Using these programs within a classroom will enhance the learning of a student, as they’re able to gain immediate and concurrent feedback on their learning. Students are able to work towards learning outcomes more successfully as they have an understanding of their strengths and needs and can receive assistance for these (Curtis, 2013). These programs, as well as online blogging sites such as Wikis allow for students to interact with each other in a safe environment, where they can express themselves freely (with teacher supervision, of course), especially those who are shy and find it challenging to express their thoughts in verbally in a classroom (Norris, 2014). Using technology for formative assessment allows teachers to gain a deeper understanding of how their students work and where they are at in regards to the curriculum, their peers and with their own progress. From seeing how technology aided my cooperating teacher when using “Reading Eggs”, this idea was proven successful. 


Through talking with a practicing teacher, my understanding of the benefits gained from using technology for formative assessment has heightened. This teacher, along with classes for this course, has shown me how to use technology to better ones teaching and the learning of students. She used Wikis and Story-Web to engage in formative assessment, as well as designing ways to further enhance her students’ learning. Technology opens up a brand-new door for student engagement and classroom management, as well as allowing teachers to swiftly access student data to improve instruction and overall learning of students. This teacher also used technology to allow students to become more engaged in their learning. The interview with her is here


Through this course, I was exposed to more and more technologies to aid my teaching and my future students learning. I was so pleased with all this exposure; it will improve my teaching immensely. Using technology for formative assessment was, again, highlighted during a class where our lecturer showed us a TED-talks stream. This clip only highlighted the importance of technology. Mr. Ramsey Musallam stated that “technology does not have to be mind blowing, but it has to be purposeful”. It needs to extend students, and this clip reinforced my new beliefs on technology, especially for formative assessment.
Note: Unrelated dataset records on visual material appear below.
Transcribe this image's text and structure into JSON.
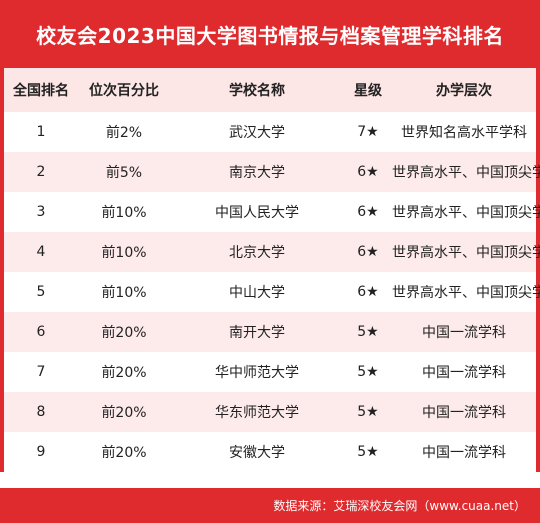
{
  "title": "校友会2023中国大学图书情报与档案管理学科排名",
  "headers": [
    "全国排名",
    "位次百分比",
    "学校名称",
    "星级",
    "办学层次"
  ],
  "rows": [
    {
      "rank": "1",
      "percentile": "前2%",
      "school": "武汉大学",
      "stars": "7★",
      "level": "世界知名高水平学科"
    },
    {
      "rank": "2",
      "percentile": "前5%",
      "school": "南京大学",
      "stars": "6★",
      "level": "世界高水平、中国顶尖学科"
    },
    {
      "rank": "3",
      "percentile": "前10%",
      "school": "中国人民大学",
      "stars": "6★",
      "level": "世界高水平、中国顶尖学科"
    },
    {
      "rank": "4",
      "percentile": "前10%",
      "school": "北京大学",
      "stars": "6★",
      "level": "世界高水平、中国顶尖学科"
    },
    {
      "rank": "5",
      "percentile": "前10%",
      "school": "中山大学",
      "stars": "6★",
      "level": "世界高水平、中国顶尖学科"
    },
    {
      "rank": "6",
      "percentile": "前20%",
      "school": "南开大学",
      "stars": "5★",
      "level": "中国一流学科"
    },
    {
      "rank": "7",
      "percentile": "前20%",
      "school": "华中师范大学",
      "stars": "5★",
      "level": "中国一流学科"
    },
    {
      "rank": "8",
      "percentile": "前20%",
      "school": "华东师范大学",
      "stars": "5★",
      "level": "中国一流学科"
    },
    {
      "rank": "9",
      "percentile": "前20%",
      "school": "安徽大学",
      "stars": "5★",
      "level": "中国一流学科"
    }
  ],
  "source": "数据来源：艾瑞深校友会网（www.cuaa.net）",
  "colors": {
    "accent": "#df2a2e",
    "header_bg": "#fde6e6",
    "stripe": "#fdeaea"
  }
}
Through investigating, using a Personal Learning Network, the use of formative assessment and technology, my understanding of its importance has increased significantly. Technology cannot substitute; it must add to a learning task. Students must be able to engage with something that will alter their thinking, encourage them to ask questions, inspire them to partake in further research, and to then want to do more. By having instant access to students’ work and products of activities, teachers are able to improve their instruction, extend those who require challenges and assist those who require further help. It allows for differentiation to occur and for teachers to completely know their students’ knowledge and understanding of topics.

“When technology is integrated into school lessons, learners are more likely to be interested in, focused on, and excited about [learning]” (Huneycutt, 2013).